Former F1 driver Jolyon Palmer has suggested McLaren’s controversial use of team orders at the Italian Grand Prix “will weigh heavily” on Oscar Piastri.

McLaren were beaten on merit for the first time in F1 2025 at Monza last time out.

Max Verstappen stormed to a dominant victory from pole position, winning by over 19 seconds.

Lando Norris was on course to finish second ahead of title rival Piastri.

Unusually, McLaren decided to pit Piastri first, to cover off Charles Leclerc behind.

Norris stopped one lap later, but a slow pit stop meant he dropped behind his teammate.

McLaren intervened with team orders to make sure Norris got back ahead of Piastri.

McLaren have insisted they want to be “fair” in the F1 title race and that the slow stop was entirely out of Norris’ hands.

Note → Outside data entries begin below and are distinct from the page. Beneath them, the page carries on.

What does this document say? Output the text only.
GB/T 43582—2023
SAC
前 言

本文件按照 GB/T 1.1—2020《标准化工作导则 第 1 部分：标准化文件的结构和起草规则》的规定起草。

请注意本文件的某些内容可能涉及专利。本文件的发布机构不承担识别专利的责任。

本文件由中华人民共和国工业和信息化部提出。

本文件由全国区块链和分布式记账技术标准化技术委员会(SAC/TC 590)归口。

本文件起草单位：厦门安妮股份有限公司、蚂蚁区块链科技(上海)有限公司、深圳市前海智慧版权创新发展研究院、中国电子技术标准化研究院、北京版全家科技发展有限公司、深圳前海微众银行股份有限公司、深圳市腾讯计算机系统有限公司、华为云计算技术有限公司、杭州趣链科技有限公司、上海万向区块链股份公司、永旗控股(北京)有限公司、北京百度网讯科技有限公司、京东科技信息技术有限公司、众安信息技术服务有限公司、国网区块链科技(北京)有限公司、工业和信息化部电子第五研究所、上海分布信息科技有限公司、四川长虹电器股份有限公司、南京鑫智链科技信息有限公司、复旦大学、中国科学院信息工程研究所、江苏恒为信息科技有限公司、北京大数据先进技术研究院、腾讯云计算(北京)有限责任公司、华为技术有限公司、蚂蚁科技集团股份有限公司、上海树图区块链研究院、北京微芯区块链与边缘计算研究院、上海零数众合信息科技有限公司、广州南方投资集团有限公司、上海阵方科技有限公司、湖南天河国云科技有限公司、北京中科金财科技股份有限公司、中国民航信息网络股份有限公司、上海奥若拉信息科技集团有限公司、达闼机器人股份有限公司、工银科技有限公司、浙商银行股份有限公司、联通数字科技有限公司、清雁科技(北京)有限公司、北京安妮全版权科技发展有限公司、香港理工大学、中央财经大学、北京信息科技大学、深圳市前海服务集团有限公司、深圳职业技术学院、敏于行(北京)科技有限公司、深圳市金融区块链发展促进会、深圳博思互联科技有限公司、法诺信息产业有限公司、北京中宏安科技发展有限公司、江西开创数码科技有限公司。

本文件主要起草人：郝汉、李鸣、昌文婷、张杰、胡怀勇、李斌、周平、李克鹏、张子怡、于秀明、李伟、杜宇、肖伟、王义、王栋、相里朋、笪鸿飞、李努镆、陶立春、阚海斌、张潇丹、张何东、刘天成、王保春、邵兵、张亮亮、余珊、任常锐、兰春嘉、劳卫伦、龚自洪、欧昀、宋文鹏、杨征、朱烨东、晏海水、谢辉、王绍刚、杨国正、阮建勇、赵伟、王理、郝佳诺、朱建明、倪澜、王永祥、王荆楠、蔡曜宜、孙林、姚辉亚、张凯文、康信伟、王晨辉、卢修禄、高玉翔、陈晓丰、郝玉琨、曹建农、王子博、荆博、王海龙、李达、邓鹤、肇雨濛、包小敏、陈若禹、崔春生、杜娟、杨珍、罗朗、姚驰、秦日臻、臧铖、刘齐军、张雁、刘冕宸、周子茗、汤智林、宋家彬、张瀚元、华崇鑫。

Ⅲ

Speaking on the F1 Nation podcast, Palmer feels the team orders drama will still be on McLaren’s mind ahead of this weekend’s Azerbaijan Grand Prix.

“It’ll weigh heavily on him [Piastri], won’t it? The team will now start to think, ‘did we definitely handle that right in Monza?’” Palmer said.

“You have to bang the table for everything that you can get. I don’t know if this is going to be the one where it really comes to fruition, but at some point this year, it just has to because of the history of the F1 title battles. Surely something has to give.”

Piastri, Norris could question McLaren approach

With eight rounds to go, there’s just 31 points between Piastri and Norris at the top of the drivers’ championship.

There have been very few flashpoints this season.

Norris ran into the back of Piastri at the Canadian Grand Prix.

Lando Norris and Oscar Piastri
Lando Norris and Oscar Piastri

However, Piastri came away from the incident unscathed as Norris failed to finish.

Norris immediately apologised for the clash and McLaren quickly moved on as a team.

Palmer is anticipating that both drivers will question McLaren’s approach as the title race goes down to the wire.

“When I was driving and I was having my worst ever weekend in Baku, I was thinking ‘how is the equality in the team?’” Palmer added.

“Because you’re driving the same car. You want an equal opportunity, but you’re thinking, ‘Am I getting the love of the team?’

“‘Am I getting the new parts, the best strategy, the best pit stops?’ Why are Lando’s pit stops routinely fractionally slower than Oscar’s or very much slower in Monza?

“And you start to think, ‘why are these things not quite falling in my favour?’

“Both of them will be thinking that. Will we see one of them be a little bit more killer in Baku?

“I don’t know - I think the way that McLaren is managing this is quite contrived, to be fair, but they have got two compliant drivers still, and I don’t know if it’s going to change yet.”